Nous savions que Leningrad était beau, mais nous n’avions pas imaginé la perfection inégalée de son architecture. Nous n’avions jamais rien vu d’aussi harmonieux. Moscou, avec ses clochers en bulbes et son Kremlin, nous avait fait pénétrer dans l’antique Russie proche encore de l’Orient. Mais c’était une ville de province comparée à Leningrad, capitale monumentale, sublime, noble et froide, avec ses perspectives horizontales admirables de palais et de canaux. On y retrouvait partout les colonnes impériales, d’une blancheur éclatante, sur fond ocre, blanc, vert ou rose. On nous expliqua que les Soviétiques hésitèrent d’abord à entretenir et à repeindre ces palais à colonnes. Cela coûtait des fortunes. Mais le climat exigeait la peinture, et, pour éviter la ruine des monuments, ils se remirent à faire peindre comme sous l’Ancien Régime, et peut-être avec plus de méthode. J’espère que les malheurs de la guerre sont aujourd’hui effacés de cette ville qui fut une ville martyre.

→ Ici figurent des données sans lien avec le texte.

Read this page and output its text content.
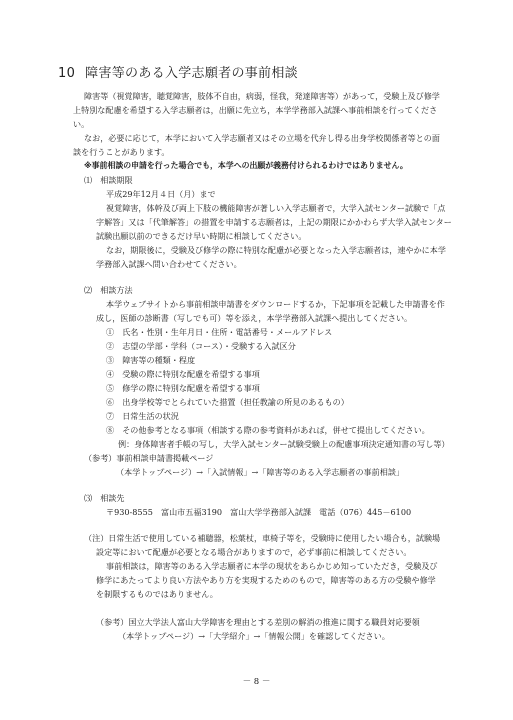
10 障害等のある入学志願者の事前相談
障害等（視覚障害，聴覚障害，肢体不自由，病弱，怪我，発達障害等）があって，受験上及び修学
上特別な配慮を希望する入学志願者は，出願に先立ち，本学学務部入試課へ事前相談を行ってくださ
い。
なお，必要に応じて，本学において入学志願者又はその立場を代弁し得る出身学校関係者等との面
談を行うことがあります。
※事前相談の申請を行った場合でも，本学への出願が義務付けられるわけではありません。
⑴　相談期限
平成29年12月４日（月）まで
視覚障害，体幹及び両上下肢の機能障害が著しい入学志願者で，大学入試センター試験で「点
字解答」又は「代筆解答」の措置を申請する志願者は，上記の期限にかかわらず大学入試センター
試験出願以前のできるだけ早い時期に相談してください。
なお，期限後に，受験及び修学の際に特別な配慮が必要となった入学志願者は，速やかに本学
学務部入試課へ問い合わせてください。
⑵　相談方法
本学ウェブサイトから事前相談申請書をダウンロードするか，下記事項を記載した申請書を作
成し，医師の診断書（写しでも可）等を添え，本学学務部入試課へ提出してください。
①　氏名・性別・生年月日・住所・電話番号・メールアドレス
②　志望の学部・学科（コース）・受験する入試区分
③　障害等の種類・程度
④　受験の際に特別な配慮を希望する事項
⑤　修学の際に特別な配慮を希望する事項
⑥　出身学校等でとられていた措置（担任教諭の所見のあるもの）
⑦　日常生活の状況
⑧　その他参考となる事項（相談する際の参考資料があれば，併せて提出してください。
例：身体障害者手帳の写し，大学入試センター試験受験上の配慮事項決定通知書の写し等）
（参考）事前相談申請書掲載ページ
（本学トップページ）→「入試情報」→「障害等のある入学志願者の事前相談」
⑶　相談先
〒930-8555　富山市五福3190　富山大学学務部入試課　電話（076）445－6100
（注）日常生活で使用している補聴器，松葉杖，車椅子等を，受験時に使用したい場合も，試験場
設定等において配慮が必要となる場合がありますので，必ず事前に相談してください。
事前相談は，障害等のある入学志願者に本学の現状をあらかじめ知っていただき，受験及び
修学にあたってより良い方法やあり方を実現するためのもので，障害等のある方の受験や修学
を制限するものではありません。
（参考）国立大学法人富山大学障害を理由とする差別の解消の推進に関する職員対応要領
（本学トップページ）→「大学紹介」→「情報公開」を確認してください。
－ 8 －
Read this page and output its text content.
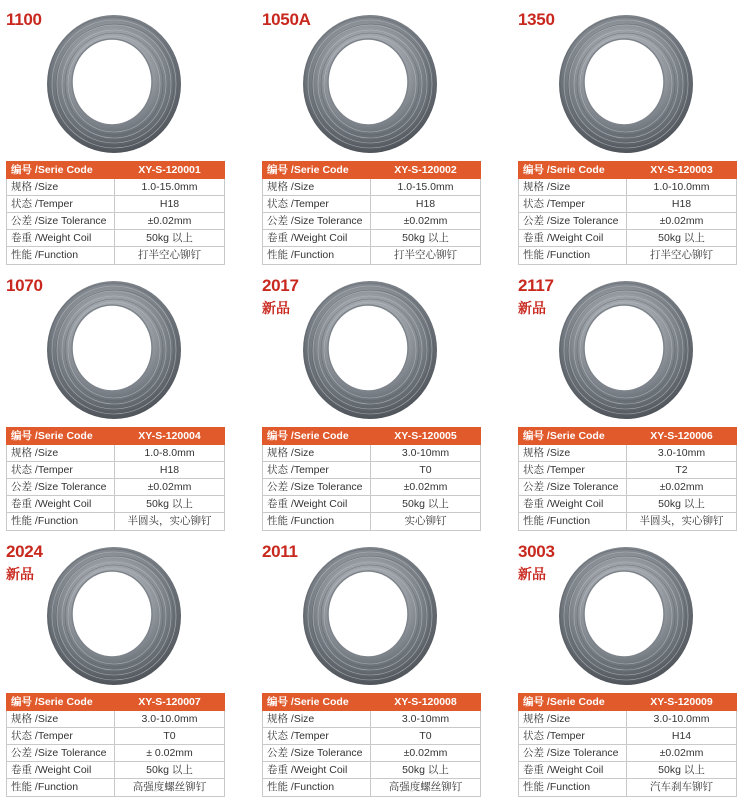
1100
编号 /Serie Code	XY-S-120001
规格 /Size	1.0-15.0mm
状态 /Temper	H18
公差 /Size Tolerance	±0.02mm
卷重 /Weight Coil	50kg 以上
性能 /Function	打半空心铆钉
1050A
编号 /Serie Code	XY-S-120002
规格 /Size	1.0-15.0mm
状态 /Temper	H18
公差 /Size Tolerance	±0.02mm
卷重 /Weight Coil	50kg 以上
性能 /Function	打半空心铆钉
1350
编号 /Serie Code	XY-S-120003
规格 /Size	1.0-10.0mm
状态 /Temper	H18
公差 /Size Tolerance	±0.02mm
卷重 /Weight Coil	50kg 以上
性能 /Function	打半空心铆钉
1070
编号 /Serie Code	XY-S-120004
规格 /Size	1.0-8.0mm
状态 /Temper	H18
公差 /Size Tolerance	±0.02mm
卷重 /Weight Coil	50kg 以上
性能 /Function	半圆头，实心铆钉
2017
新品
编号 /Serie Code	XY-S-120005
规格 /Size	3.0-10mm
状态 /Temper	T0
公差 /Size Tolerance	±0.02mm
卷重 /Weight Coil	50kg 以上
性能 /Function	实心铆钉
2117
新品
编号 /Serie Code	XY-S-120006
规格 /Size	3.0-10mm
状态 /Temper	T2
公差 /Size Tolerance	±0.02mm
卷重 /Weight Coil	50kg 以上
性能 /Function	半圆头，实心铆钉
2024
新品
编号 /Serie Code	XY-S-120007
规格 /Size	3.0-10.0mm
状态 /Temper	T0
公差 /Size Tolerance	± 0.02mm
卷重 /Weight Coil	50kg 以上
性能 /Function	高强度螺丝铆钉
2011
编号 /Serie Code	XY-S-120008
规格 /Size	3.0-10mm
状态 /Temper	T0
公差 /Size Tolerance	±0.02mm
卷重 /Weight Coil	50kg 以上
性能 /Function	高强度螺丝铆钉
3003
新品
编号 /Serie Code	XY-S-120009
规格 /Size	3.0-10.0mm
状态 /Temper	H14
公差 /Size Tolerance	±0.02mm
卷重 /Weight Coil	50kg 以上
性能 /Function	汽车刹车铆钉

Nos découvertes de voyageurs avides continuaient avec l'Ermitage et sa profusion, le Trésor des Scythes gardé par des soldats rouges, aussi raides qu'au tombeau de Lénine, les châteaux impériaux, bien tenus, magnifiques, luxueux, et pourtant temples du mauvais goût au temps des derniers tsars. Dans leurs jardins, nous adressions un clin d’œil complice à ces bons vieux vases à orangers, venus d’Anduze comme moi, présents partout au monde, à Leningrad comme au Japon. Nous nous sentions avec fierté les protecteurs internationaux de l’oranger, par la grâce de ma ville natale.

Ceci dit, il ne nous était pas possible de porter un jugement d'ensemble sur le régime, comme Gide avait pu le faire. Nous n'en avions ni le temps ni les moyens.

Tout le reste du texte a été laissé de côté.